Le scuole omogenee, per quanto appaiano oggi datate quantomeno come principio, a detta di alcuni, risultano molto utili per consentire, specialmente alle ragazze, di sviluppare meglio le proprie capacità, superando gli innegabili pregiudizi di genere, e di risaltare, in modo particolare, nelle materie scientifiche. Nelle scuole omogenee, con classi di soli maschi o sole femmine, insomma, sarebbe garantita a tutti una formazione più equilibrata, tale da valorizzare le differenze, invece, che sminuirle.

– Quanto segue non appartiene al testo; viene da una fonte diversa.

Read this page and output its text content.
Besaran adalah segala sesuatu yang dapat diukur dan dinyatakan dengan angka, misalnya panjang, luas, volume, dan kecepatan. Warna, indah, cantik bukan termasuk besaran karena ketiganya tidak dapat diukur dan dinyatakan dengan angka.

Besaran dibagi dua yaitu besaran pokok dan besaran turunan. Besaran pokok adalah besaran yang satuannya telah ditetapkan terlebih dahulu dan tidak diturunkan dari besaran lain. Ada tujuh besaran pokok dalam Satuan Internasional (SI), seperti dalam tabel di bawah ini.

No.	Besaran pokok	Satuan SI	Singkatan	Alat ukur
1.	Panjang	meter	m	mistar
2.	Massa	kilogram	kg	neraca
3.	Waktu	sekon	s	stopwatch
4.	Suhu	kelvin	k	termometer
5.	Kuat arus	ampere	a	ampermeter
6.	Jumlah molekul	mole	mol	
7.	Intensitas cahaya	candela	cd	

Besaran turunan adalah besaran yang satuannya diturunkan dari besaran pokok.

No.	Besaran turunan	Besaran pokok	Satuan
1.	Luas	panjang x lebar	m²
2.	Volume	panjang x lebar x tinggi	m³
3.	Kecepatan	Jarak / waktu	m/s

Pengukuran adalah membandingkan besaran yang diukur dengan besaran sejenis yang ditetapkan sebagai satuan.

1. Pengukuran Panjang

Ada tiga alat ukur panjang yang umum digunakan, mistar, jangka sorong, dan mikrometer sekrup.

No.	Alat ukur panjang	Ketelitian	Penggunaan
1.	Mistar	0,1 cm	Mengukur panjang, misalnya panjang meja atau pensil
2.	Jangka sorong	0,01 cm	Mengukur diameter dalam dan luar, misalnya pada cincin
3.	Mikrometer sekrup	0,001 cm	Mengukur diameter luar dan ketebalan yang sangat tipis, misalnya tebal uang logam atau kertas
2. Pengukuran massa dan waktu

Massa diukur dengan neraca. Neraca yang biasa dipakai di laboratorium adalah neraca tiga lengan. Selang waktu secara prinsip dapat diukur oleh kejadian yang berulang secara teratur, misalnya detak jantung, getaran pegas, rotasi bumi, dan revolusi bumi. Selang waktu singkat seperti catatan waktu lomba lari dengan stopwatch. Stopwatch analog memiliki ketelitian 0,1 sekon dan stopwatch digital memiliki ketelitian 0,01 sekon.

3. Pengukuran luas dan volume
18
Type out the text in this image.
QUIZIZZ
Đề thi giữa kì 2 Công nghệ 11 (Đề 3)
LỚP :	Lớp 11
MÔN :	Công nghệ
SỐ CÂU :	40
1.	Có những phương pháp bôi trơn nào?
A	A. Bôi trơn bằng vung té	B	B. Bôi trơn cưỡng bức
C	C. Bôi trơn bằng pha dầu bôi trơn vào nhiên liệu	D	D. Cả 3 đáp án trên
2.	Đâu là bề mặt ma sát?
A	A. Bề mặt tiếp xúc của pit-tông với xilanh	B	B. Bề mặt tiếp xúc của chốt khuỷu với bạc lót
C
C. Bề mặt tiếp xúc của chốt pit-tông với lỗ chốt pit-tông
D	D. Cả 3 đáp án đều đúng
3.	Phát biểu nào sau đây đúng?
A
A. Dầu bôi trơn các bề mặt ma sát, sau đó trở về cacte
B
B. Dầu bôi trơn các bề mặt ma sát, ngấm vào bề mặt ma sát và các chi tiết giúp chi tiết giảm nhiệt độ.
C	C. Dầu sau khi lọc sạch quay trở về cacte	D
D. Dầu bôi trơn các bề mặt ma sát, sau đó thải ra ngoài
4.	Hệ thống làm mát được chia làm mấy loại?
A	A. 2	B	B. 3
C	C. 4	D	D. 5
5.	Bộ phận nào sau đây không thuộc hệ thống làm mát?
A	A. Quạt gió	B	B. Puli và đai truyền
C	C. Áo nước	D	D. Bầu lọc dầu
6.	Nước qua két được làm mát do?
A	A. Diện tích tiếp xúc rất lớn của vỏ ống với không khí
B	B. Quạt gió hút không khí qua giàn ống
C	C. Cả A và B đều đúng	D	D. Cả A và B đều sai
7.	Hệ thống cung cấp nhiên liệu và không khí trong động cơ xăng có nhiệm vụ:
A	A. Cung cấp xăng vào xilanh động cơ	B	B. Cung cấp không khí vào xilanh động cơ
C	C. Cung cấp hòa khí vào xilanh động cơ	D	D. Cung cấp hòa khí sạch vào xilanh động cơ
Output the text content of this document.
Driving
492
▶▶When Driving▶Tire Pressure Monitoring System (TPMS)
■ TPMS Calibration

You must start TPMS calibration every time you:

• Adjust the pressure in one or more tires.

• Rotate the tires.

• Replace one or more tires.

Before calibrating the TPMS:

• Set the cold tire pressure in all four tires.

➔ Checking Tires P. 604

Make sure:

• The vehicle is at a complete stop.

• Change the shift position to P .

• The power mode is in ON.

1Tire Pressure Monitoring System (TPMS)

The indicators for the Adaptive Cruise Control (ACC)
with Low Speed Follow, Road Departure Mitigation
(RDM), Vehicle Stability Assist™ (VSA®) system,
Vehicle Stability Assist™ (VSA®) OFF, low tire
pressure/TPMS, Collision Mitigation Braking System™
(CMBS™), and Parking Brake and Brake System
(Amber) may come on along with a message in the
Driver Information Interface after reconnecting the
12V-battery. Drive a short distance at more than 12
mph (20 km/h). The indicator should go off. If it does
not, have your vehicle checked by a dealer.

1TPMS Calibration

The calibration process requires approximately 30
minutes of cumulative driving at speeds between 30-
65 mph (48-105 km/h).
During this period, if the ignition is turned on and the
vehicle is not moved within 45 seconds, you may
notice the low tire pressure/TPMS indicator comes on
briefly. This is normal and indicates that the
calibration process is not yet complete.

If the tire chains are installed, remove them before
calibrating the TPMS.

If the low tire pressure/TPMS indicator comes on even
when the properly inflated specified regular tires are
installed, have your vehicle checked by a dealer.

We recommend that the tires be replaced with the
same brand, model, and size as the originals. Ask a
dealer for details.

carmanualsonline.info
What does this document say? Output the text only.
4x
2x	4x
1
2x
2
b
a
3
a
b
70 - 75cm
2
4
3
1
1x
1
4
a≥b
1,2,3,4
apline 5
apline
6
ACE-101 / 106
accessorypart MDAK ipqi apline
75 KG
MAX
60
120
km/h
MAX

Le classi omogenee come sinonimo di maggiore efficienza rappresentano un concetto che, soprattutto in terra anglosassone, ha avuto un ampissimo consenso, a cui è seguita una notevole diffusione. Tuttavia l’entusiasmo di inglesi ed americani si deve necessariamente smorzare oggi di fronte al dossier rilasciato dai ricercatori dell’Università del Wisconsin a Madison. L’indagine, condotta dai ragazzi statunitensi su un vasto campione composto da oltre un milione e mezzo di studenti, ha concluso che i benefici attribuiti normalmente alle scuole omogenee sono alquanto discutibili. Non vi sarebbe di fatto alcun miglioramento né nelle materie scientifiche per le ragazze, né nelle prestazioni verbali per i ragazzi e tantomeno si riscontra alcun effetto positivo dal punto di vista psicologico. Un vero e proprio smacco per i numerosi sostenitori delle scuole omogenee.

La condanna dei ricercatori del Wisconsin, d’altronde, non è da considerarsi definitiva. In supporto dei difensori delle scuole omogenee, sono arrivate, rapidamente, le parole della professoressa Alessandra La Marca, dell’Università di Palermo. La docente ha, infatti, ricordato come un precedente lavoro pubblicato sugli Annali della Pubblica Istruzione, rivista ufficiale del Ministero Italiano, aveva prodotto dei risultati diametralmente opposti. La ricerca italiana aveva dimostrato come, soprattutto nella fascia d’età tra i 12 ed i 14 anni, l’utilità della scuola omogenea fosse evidente, con effetti positivi sia suo piano didattico che su quello psicologico. La divisione fra ragazzi e ragazze infatti consentirebbe agli insegnanti di applicare strategie differenti e più personalizzate e di ottenere proprio quell’auspicabile miglioramento femminile nelle materie scientifiche e maschile in quelle umanistiche.